Candidate #1 is a blastocyst generated as a surplus by-product of an in-vitro fertilization procedure, being kept in storage at the clinic where the procedure was done. There is no prospect of it ever being implanted into a human uterus and developing into an actual fetus, but the embryonic stem cells it contains could be of immense value to medical research.

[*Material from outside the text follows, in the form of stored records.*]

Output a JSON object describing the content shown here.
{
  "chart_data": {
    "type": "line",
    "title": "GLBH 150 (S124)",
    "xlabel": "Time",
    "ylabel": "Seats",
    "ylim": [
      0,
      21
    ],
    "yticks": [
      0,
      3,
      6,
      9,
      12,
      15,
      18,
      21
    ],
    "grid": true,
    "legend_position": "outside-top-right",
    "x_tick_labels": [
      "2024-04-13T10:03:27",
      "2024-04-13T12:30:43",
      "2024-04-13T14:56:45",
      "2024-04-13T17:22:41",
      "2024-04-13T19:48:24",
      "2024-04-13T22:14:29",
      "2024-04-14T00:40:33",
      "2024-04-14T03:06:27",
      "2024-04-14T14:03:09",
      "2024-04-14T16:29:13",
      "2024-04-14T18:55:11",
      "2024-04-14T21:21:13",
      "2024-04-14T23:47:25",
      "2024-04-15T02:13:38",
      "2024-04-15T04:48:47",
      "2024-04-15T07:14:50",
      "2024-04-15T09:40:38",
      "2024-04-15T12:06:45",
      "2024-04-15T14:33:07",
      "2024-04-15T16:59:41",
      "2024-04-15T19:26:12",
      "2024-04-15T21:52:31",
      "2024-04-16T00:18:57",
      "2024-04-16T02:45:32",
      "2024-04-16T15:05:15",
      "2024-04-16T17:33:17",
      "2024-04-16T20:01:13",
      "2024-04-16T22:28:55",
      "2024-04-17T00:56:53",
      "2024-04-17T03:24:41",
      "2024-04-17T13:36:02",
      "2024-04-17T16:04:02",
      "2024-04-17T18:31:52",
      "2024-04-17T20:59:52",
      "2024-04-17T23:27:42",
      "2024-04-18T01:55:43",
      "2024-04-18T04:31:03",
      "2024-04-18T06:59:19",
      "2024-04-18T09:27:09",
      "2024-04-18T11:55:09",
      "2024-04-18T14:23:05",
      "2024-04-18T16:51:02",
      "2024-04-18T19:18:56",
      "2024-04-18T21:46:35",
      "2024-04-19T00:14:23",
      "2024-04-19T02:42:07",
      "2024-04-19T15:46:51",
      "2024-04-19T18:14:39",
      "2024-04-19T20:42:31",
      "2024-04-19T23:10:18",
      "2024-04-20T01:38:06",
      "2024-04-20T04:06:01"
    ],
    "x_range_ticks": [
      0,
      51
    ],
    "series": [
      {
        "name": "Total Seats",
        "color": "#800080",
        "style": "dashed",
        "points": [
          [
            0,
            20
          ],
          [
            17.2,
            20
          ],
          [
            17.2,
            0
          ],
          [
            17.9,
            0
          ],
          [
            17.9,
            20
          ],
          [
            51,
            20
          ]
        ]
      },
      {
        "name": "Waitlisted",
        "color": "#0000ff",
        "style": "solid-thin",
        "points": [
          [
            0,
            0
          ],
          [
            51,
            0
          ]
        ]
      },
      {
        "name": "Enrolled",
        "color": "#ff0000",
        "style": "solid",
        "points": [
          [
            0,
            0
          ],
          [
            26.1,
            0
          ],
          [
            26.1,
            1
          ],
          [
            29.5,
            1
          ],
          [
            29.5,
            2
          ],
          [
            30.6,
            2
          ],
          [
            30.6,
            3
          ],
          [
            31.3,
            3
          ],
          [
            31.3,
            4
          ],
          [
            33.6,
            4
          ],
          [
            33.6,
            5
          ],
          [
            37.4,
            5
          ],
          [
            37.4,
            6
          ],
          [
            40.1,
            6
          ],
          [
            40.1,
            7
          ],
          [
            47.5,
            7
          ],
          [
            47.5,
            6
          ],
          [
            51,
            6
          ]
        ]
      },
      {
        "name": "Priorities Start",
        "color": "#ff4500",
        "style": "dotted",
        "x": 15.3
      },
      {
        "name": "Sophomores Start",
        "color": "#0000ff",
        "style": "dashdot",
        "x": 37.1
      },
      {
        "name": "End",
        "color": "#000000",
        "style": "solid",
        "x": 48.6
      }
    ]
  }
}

Candidate #2 is Koko the gorilla.
To fundamentalist Christianity, the blastocyst is a person and the act of destroying it to harvest the stem cells it contains constitutes murder and should be forbidden by law — because it has human DNA, just as do the cells you shed (far more than 100) every time you blow your nose or scratch your skin. Koko, an individual who thinks and feels and understands and “talks” (in American Sign Language) is essentially a thing, because she is a member of a species other than human — though more than 97% of the gorilla genome is identical to the human genome, with less than 3% of it showing any differences.
I beg to differ.
MadMike
April 11, 2010 at 9:12 am
That makes me sad Infidel. I know that the Jesus Jumpers are committed to the uncertain view that human cells somehow represent the next new baby. Your analogy made the insanity of it all very real.
Infidel753
April 11, 2010 at 12:38 pm
It’s a natural outcome of their idea that what makes a human a human is some sort of mystical essence — a “soul” — rather than a set of actual verifiable traits, many of which we share with other closely-related species.
Holte Ender
April 11, 2010 at 9:46 am
Koko the gorilla should take the fundamentalists into the classroom and give them an education. She is eminently qualified to do this because you said: . . . she understands a great deal of spoken English and can use a vocabulary of at least a thousand words . . . They could learn a lot from Koko.
Infidel753
April 11, 2010 at 12:40 pm
They certainly could, if they were willing to learn. I’ve discussed ape behavior with creationists a few times. They have a deep-seated need to cling to their belief that the difference between humans and other animals is qualitative rather than quantitative. Hearing about the mental abilities apes have sometimes seems to rattle them.
osori
April 11, 2010 at 9:58 am
Sad to say, you’re absolutely correct in your estimation. I might further add that the extermination of non-Christians in whatever form (gorilla or otherwise) has been a mainstay of expansionist and colonial policy throughout the ages.
Infidel753
April 11, 2010 at 12:43 pm
I’m convinced there is a parallel between the refusal to see the personhood of animals which are very close to humans, and the ability to de-humanize full-fledged fellow humans in a conquered-and-conqueror situation. I certainly see that in the treatment of slaves as property — like domestic animals — or the hunting of Australian aborigines for sport.
Bee
April 11, 2010 at 6:20 pm
There certainly is a close correlation. We saw the dehumanizing effects from that video that Wikileak put out from Iraq. Right wingers were trying like mad to justify it, but their b.s. fell flat. Koko is, inarguably, smarter than your average teabagger, too.
Gwedolyn H. Barry
April 11, 2010 at 10:51 am
Excellent~!!!!
Infidel753
April 11, 2010 at 12:45 pm
Thanks!!
Jerry Critter
April 11, 2010 at 12:14 pm
And don’t forget our newest person, the corporation brought to you by our activist, law-making supreme court.
Infidel753
April 11, 2010 at 12:44 pm
Far less plausible than a fellow primate, certainly.
The Lawyer
April 11, 2010 at 12:35 pm
Nice post.
Lazersedge
April 11, 2010 at 3:21 pm
You think KoKo might be converted to be a Baptist?
Infidel753
April 12, 2010 at 10:19 am
Probably not capable of that much suspension of disbelief.
Barbara
April 11, 2010 at 6:29 pm
Very interesting!
Mother Hen
April 11, 2010 at 9:15 pm
I concur that KoKo is smarter (and kinder) than most Jesus Jumping teabaggers. If I believed in souls, I would have no doubt that all primates, not just us, have them.